This project is for the research experiments for this paper [pdf]
Continuous depth map reconstruction from light fields
J. Li, M. Lu, and Z.N. Li,
IEEE Trans. on Image Processing, 24(11), 2015, 3257-3265.
The code base contains two executable parts. Part I is for initial depth estimation, which is described in section II and III in the paper. The part II is to optimize the initial depth map described in section IV in the paper.
How to compile:
Required libraries: OpenCV2 HDF VIGRA
It might have some compatibility issues with OpenCV3. Sorry...
If you are on mac:
brew install homebrew/science/opencv
brew install homebrew/science/vigra
Compile:
cd <root directory of this project>/initialEstimation
OPENCV=<your opencv library directory> HDF=<your hdf library directory> VIGRA=<your vigra library directory> make
How to use:
Input data:
Download data from the light field dataset provided by
Datasets and Benchmarks for Densely Sampled 4D Light Fields
S. Wanner, S. Meister, B. Goldluecke
In Vision, Modelling and Visualization (VMV), 2013.

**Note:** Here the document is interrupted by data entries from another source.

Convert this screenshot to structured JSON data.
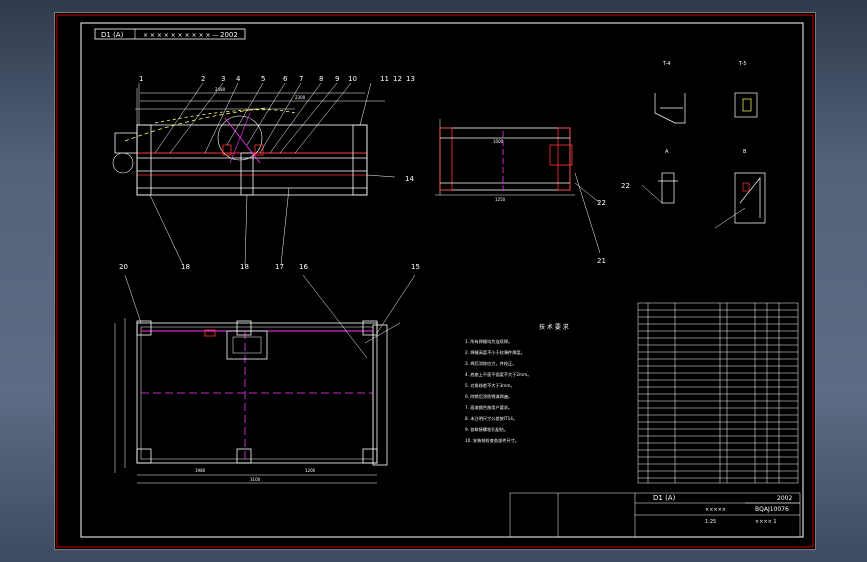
{
  "drawing": {
    "title_block_top": "D1 (A)",
    "year_top": "2002",
    "title_block_main": "D1 (A)",
    "year_main": "2002",
    "title_code": "BQAJ10076",
    "scale": "1:25",
    "sheet_info": "×××× 1",
    "sub_code": "×××××"
  },
  "balloons": [
    "1",
    "2",
    "3",
    "4",
    "5",
    "6",
    "7",
    "8",
    "9",
    "10",
    "11",
    "12",
    "13",
    "14",
    "15",
    "16",
    "17",
    "18",
    "18",
    "20",
    "21",
    "22",
    "22"
  ],
  "views": {
    "front_dims": [
      "2480",
      "2300"
    ],
    "side_dims": [
      "1250",
      "1000"
    ],
    "plan_dims": [
      "1980",
      "1200",
      "3100"
    ],
    "section_labels": [
      "T-4",
      "T-5",
      "A",
      "B"
    ]
  },
  "notes": {
    "heading": "技 术 要 求",
    "lines": [
      "1. 所有焊缝均为连续焊。",
      "2. 焊缝高度不小于较薄件厚度。",
      "3. 焊后消除应力，并校正。",
      "4. 底座上平面平面度不大于2mm。",
      "5. 对角线差不大于3mm。",
      "6. 除锈后涂防锈漆两遍。",
      "7. 面漆颜色按用户要求。",
      "8. 未注明尺寸公差按IT14。",
      "9. 各联接螺栓孔配钻。",
      "10. 安装前检查各部件尺寸。"
    ]
  },
  "colors": {
    "background": "#000000",
    "frame_red": "#cc0000",
    "line_white": "#ffffff",
    "magenta": "#ff33ff",
    "yellow": "#ffff66",
    "green": "#66ff66",
    "red": "#ff3333"
  }
}
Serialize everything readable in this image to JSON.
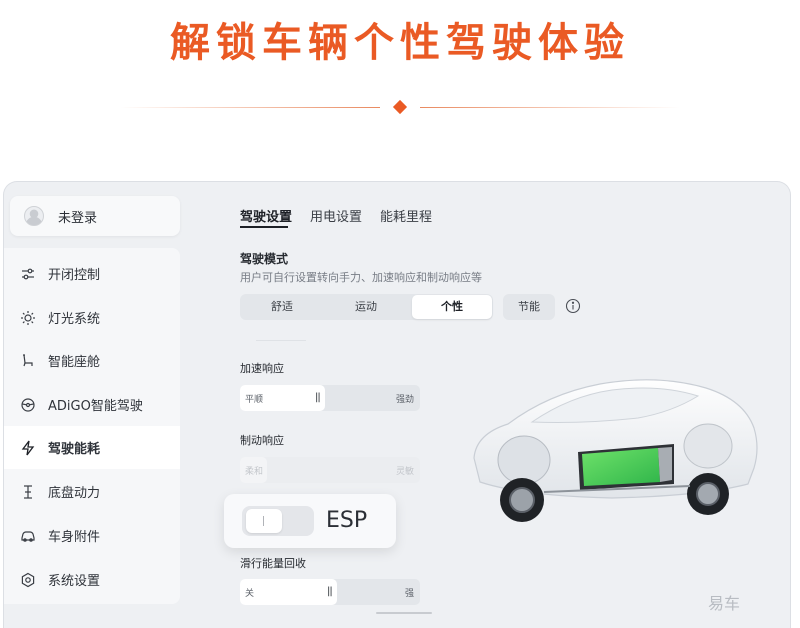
{
  "banner": {
    "title": "解锁车辆个性驾驶体验"
  },
  "login": {
    "label": "未登录"
  },
  "sidebar": {
    "items": [
      {
        "label": "开闭控制",
        "icon": "sliders-icon"
      },
      {
        "label": "灯光系统",
        "icon": "sun-icon"
      },
      {
        "label": "智能座舱",
        "icon": "seat-icon"
      },
      {
        "label": "ADiGO智能驾驶",
        "icon": "steering-wheel-icon"
      },
      {
        "label": "驾驶能耗",
        "icon": "lightning-icon",
        "active": true
      },
      {
        "label": "底盘动力",
        "icon": "chassis-icon"
      },
      {
        "label": "车身附件",
        "icon": "car-icon"
      },
      {
        "label": "系统设置",
        "icon": "settings-icon"
      }
    ]
  },
  "tabs": [
    {
      "label": "驾驶设置",
      "active": true
    },
    {
      "label": "用电设置"
    },
    {
      "label": "能耗里程"
    }
  ],
  "drive_mode": {
    "title": "驾驶模式",
    "description": "用户可自行设置转向手力、加速响应和制动响应等",
    "options": [
      "舒适",
      "运动",
      "个性",
      "节能"
    ],
    "selected": "个性"
  },
  "accel": {
    "label": "加速响应",
    "low": "平顺",
    "high": "强劲",
    "level": 0.47
  },
  "brake": {
    "label": "制动响应",
    "low": "柔和",
    "high": "灵敏",
    "level": 0.15,
    "disabled": true
  },
  "esp": {
    "label": "ESP",
    "on": false
  },
  "regen": {
    "label": "滑行能量回收",
    "low": "关",
    "high": "强",
    "level": 0.54
  },
  "watermark": "易车",
  "colors": {
    "accent": "#ea5a24",
    "battery": "#4cd964"
  }
}
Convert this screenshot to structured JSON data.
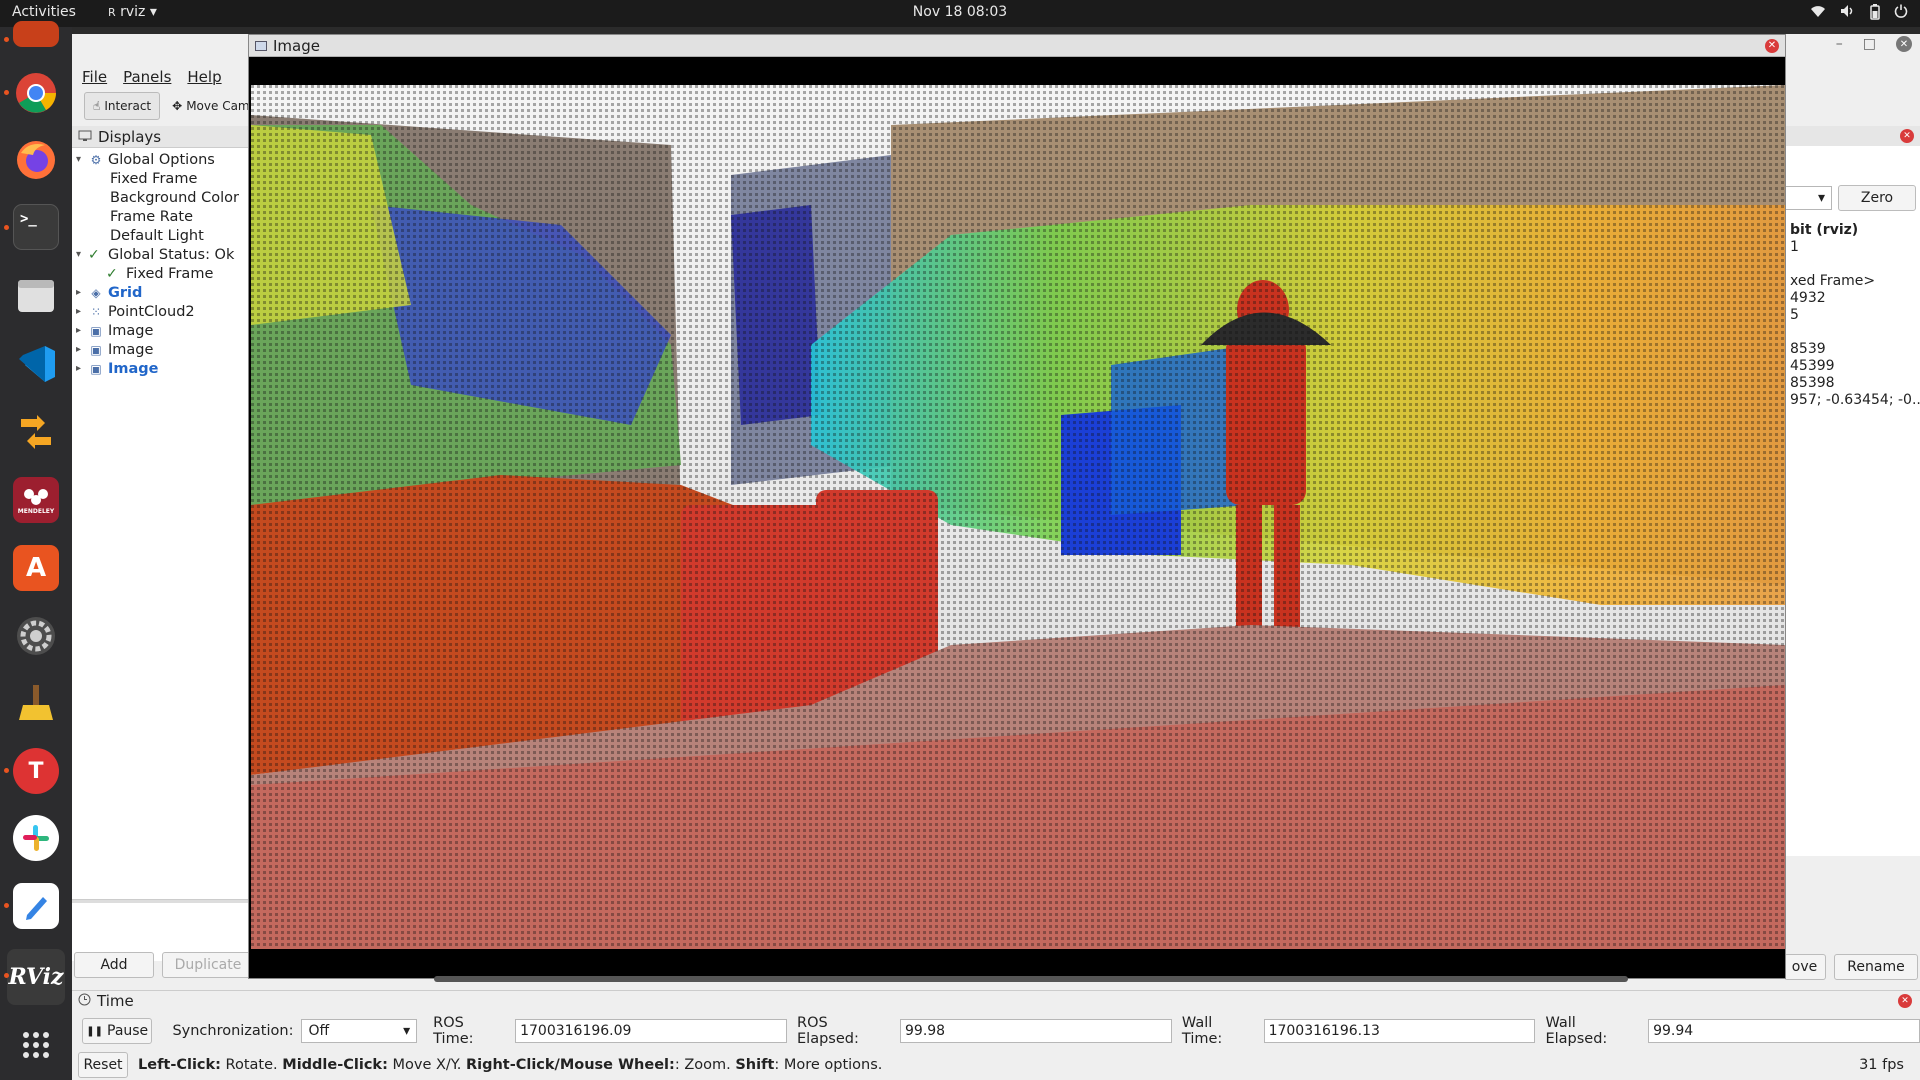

At the writing time, they are updating the site and the data might not be available
http://www.informatik.uni-konstanz.de/cvia/resources/.
Old URL:
http://hci.iwr.uni-heidelberg.de/HCI/Research/LightField/lf_benchmark.php
Put the h5 files under ./data/input/
Run:
cd <root directory of this project>/initialEstimation
./initial_estimation <data name>
Output:
Find the output data under ./data/initial_results/
How to compile:
Required libraries: OpenCV2 HDF Eigen
Compile:
cd <root directory of this project>/optimization
OPENCV=<your opencv library directory> HDF=<your hdf library directory> EIGEN=<your eigen library directory> make
How to use:
Input data:
Make sure the output data from the first part is ready under ./data/initial_results/
Run:
cd <root directory of this project>/optimization
./optimize <data name> <use revised initial results> <optimization method> [<segment>]
Output:
Find the output data under ./data/output/
The project runs on the dataset provided by
Datasets and Benchmarks for Densely Sampled 4D Light Fields
S. Wanner, S. Meister, B. Goldluecke
In Vision, Modelling and Visualization (VMV), 2013.
Mean Shift Analysis Library is included, which is based on these papers
D. Comaniciu, P. Meer: Mean Shift: A robust approach toward feature space analysis.
C. Christoudias, B. Georgescu, P. Meer: Synergism in low level vision.
MRF energy minimization software is included, which was published accompanying this paper
A Comparative Study of Energy Minimization Methods for Markov Random Fields.
R. Szeliski, R. Zabih, D. Scharstein, O. Veksler, V. Kolmogorov, A. Agarwala, M. Tappen, and C. Rother.
In Ninth European Conference on Computer Vision (ECCV 2006), volume 2, pages 16-29, Graz, Austria, May 2006.